What happens if a warm-weather country is chosen to host the Winter Games? If it is truly incapable of hosting, then it’ll be levied a financial penalty and assigned to host the next Summer Games instead. This will probably lead most warm-weather countries to withdraw from the Winter Games entirely rather than risk winning the lottery—which is a good thing, since it’ll cut down on fake Olympic citizenship. It also allows for the hilarious possibility that if a country like Mexico gets chosen to host the Winter Games, rather than pay the penalty it’ll just say, “Screw it, we’ve got mountains and snow machines, we’ll give it a go.”

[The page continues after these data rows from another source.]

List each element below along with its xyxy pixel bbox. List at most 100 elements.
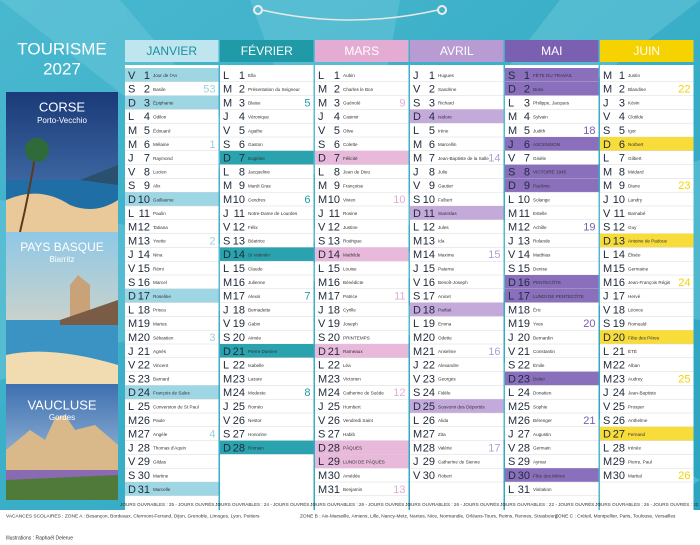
day-highlight: [505, 81, 599, 96]
day-letter: V: [318, 222, 326, 234]
day-number: 9: [144, 180, 150, 192]
saint: Marcel: [153, 280, 167, 285]
day-number: 8: [334, 166, 340, 178]
saint: Sandrine: [438, 87, 457, 92]
week-number: 53: [203, 84, 215, 96]
saint: Audrey: [628, 377, 643, 382]
day-number: 6: [524, 139, 530, 151]
day-letter: J: [223, 208, 229, 220]
day-letter: S: [508, 263, 515, 275]
day-number: 7: [524, 153, 530, 165]
saint: Clotilde: [628, 115, 644, 120]
day-letter: D: [128, 484, 136, 496]
day-letter: L: [413, 318, 419, 330]
day-letter: V: [318, 125, 326, 137]
saint: Gisèle: [533, 156, 546, 161]
day-highlight: [125, 192, 219, 206]
saint: Médard: [628, 170, 644, 175]
day-number: 21: [233, 346, 245, 358]
saint: Sylvain: [533, 115, 548, 120]
day-number: 23: [613, 373, 625, 385]
day-letter: J: [603, 194, 609, 206]
day-number: 6: [334, 139, 340, 151]
week-number: 10: [393, 194, 405, 206]
day-number: 11: [424, 208, 435, 220]
saint: Benjamin: [343, 487, 363, 492]
day-number: 17: [423, 291, 435, 303]
day-number: 18: [138, 304, 150, 316]
day-letter: V: [318, 318, 326, 330]
month-footer: JOURS OUVRABLES : 24 - JOURS OUVRÉS : 20: [215, 501, 319, 507]
saint: LUNDI DE PENTECÔTE: [533, 293, 584, 299]
region-name: VAUCLUSE: [27, 397, 96, 412]
day-letter: M: [413, 235, 422, 247]
day-letter: L: [413, 415, 419, 427]
saint: Élisée: [628, 252, 641, 258]
saint: Bérenger: [533, 418, 552, 423]
day-number: 26: [613, 415, 625, 427]
day-letter: M: [603, 373, 612, 385]
day-letter: M: [128, 318, 137, 330]
day-number: 13: [423, 235, 435, 247]
day-number: 24: [138, 387, 150, 399]
saint: Olive: [343, 128, 354, 133]
saint: Casimir: [343, 115, 359, 120]
saint: Eugénie: [248, 156, 265, 161]
day-letter: M: [223, 97, 232, 109]
day-number: 9: [334, 180, 340, 192]
saint: Rameaux: [343, 349, 363, 354]
saint: Parfait: [438, 308, 452, 313]
saint: Jean-Baptiste de la Salle: [438, 156, 489, 161]
day-letter: M: [318, 180, 327, 192]
day-letter: M: [128, 332, 137, 344]
saint: Barnabé: [628, 211, 646, 216]
saint: Julienne: [248, 280, 266, 285]
vacations-zone-b: ZONE B : Aix-Marseille, Amiens, Lille, N…: [300, 513, 558, 519]
week-number: 12: [393, 387, 405, 399]
day-number: 17: [233, 291, 245, 303]
saint: Irène: [438, 128, 449, 133]
day-letter: S: [318, 235, 325, 247]
saint: Yvette: [153, 239, 166, 244]
day-letter: M: [128, 222, 137, 234]
day-number: 24: [518, 387, 530, 399]
day-number: 25: [518, 401, 530, 413]
day-letter: J: [413, 70, 419, 82]
month-name: FÉVRIER: [241, 43, 293, 58]
day-letter: L: [603, 153, 609, 165]
saint: Benoît-Joseph: [438, 280, 468, 285]
day-letter: S: [603, 318, 610, 330]
day-letter: J: [223, 401, 229, 413]
day-number: 26: [138, 415, 150, 427]
saint: Vincent: [153, 363, 169, 368]
saint: Rodrigue: [343, 239, 362, 244]
day-letter: V: [413, 470, 421, 482]
day-highlight: [505, 288, 599, 303]
day-letter: D: [128, 194, 136, 206]
saint: Solange: [533, 197, 550, 202]
day-highlight: [505, 275, 599, 289]
month-footer: JOURS OUVRABLES : 25 - JOURS OUVRÉS : 20: [120, 501, 224, 507]
day-number: 20: [613, 332, 625, 344]
day-number: 22: [138, 360, 150, 372]
day-number: 5: [429, 125, 435, 137]
day-number: 7: [619, 153, 625, 165]
saint: Léa: [343, 363, 351, 368]
saint: Paulin: [153, 211, 166, 216]
saint: PRINTEMPS: [343, 335, 370, 340]
day-letter: V: [128, 360, 136, 372]
saint: Basile: [153, 87, 166, 92]
day-number: 12: [138, 222, 150, 234]
day-letter: M: [318, 484, 327, 496]
day-number: 2: [429, 84, 435, 96]
day-letter: M: [508, 415, 517, 427]
day-letter: M: [413, 346, 422, 358]
saint: Marcelle: [153, 487, 171, 492]
day-letter: V: [413, 373, 421, 385]
day-number: 13: [613, 235, 625, 247]
day-number: 22: [328, 360, 340, 372]
day-number: 19: [423, 318, 435, 330]
day-letter: M: [318, 277, 327, 289]
day-letter: S: [508, 70, 515, 82]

Obviously, this system is set up so that the countries that can afford to host the Olympics are most likely to actually get them. But it also leaves open the hilarious possibility that a country that does not want the Olympics and cannot really afford to host them will nevertheless be forced to do so. But the point isn’t to bankrupt poor countries. If, say, Dominica somehow ends up with the Summer Olympics, well, then, it’ll just be a Dominica-sized Olympics. All you really need to host an Olympics is a gym, a track, a pool, and a field. I assume that every country, no matter how poor, has at least one gym, track, pool, and field. Because this new system removes the various crooked bidding processes that lead to the overpromising and underbudgeting of facilities, winning cities will feel far less compelled to build extravagant and unnecessary white elephant stadiums, pay for infrastructure that they might not really need or be able to afford, and generally kowtow to the IOC in a way that damages its residents. What’s more, the lottery system will make it so that we’ll have different kinds of Olympics. Right now, various national idiosyncrasies notwithstanding, every Olympics is pretty much the same as every other Olympics, with the same top-tier facilities and stadia and such. If we assign the Olympics via lottery, we will probably end up alternating between lavish games and homemade ones, and this would be a great way of keeping in touch with the games’ amateur origins.

I am absolutely sure that this system has lots of problems. But so does the existing system! If it’s a choice between two flawed systems, I think the world should always go with the one that is funnier, that results in a better deal for the local populace, and that involves a ceremonial egging. Am I wrong?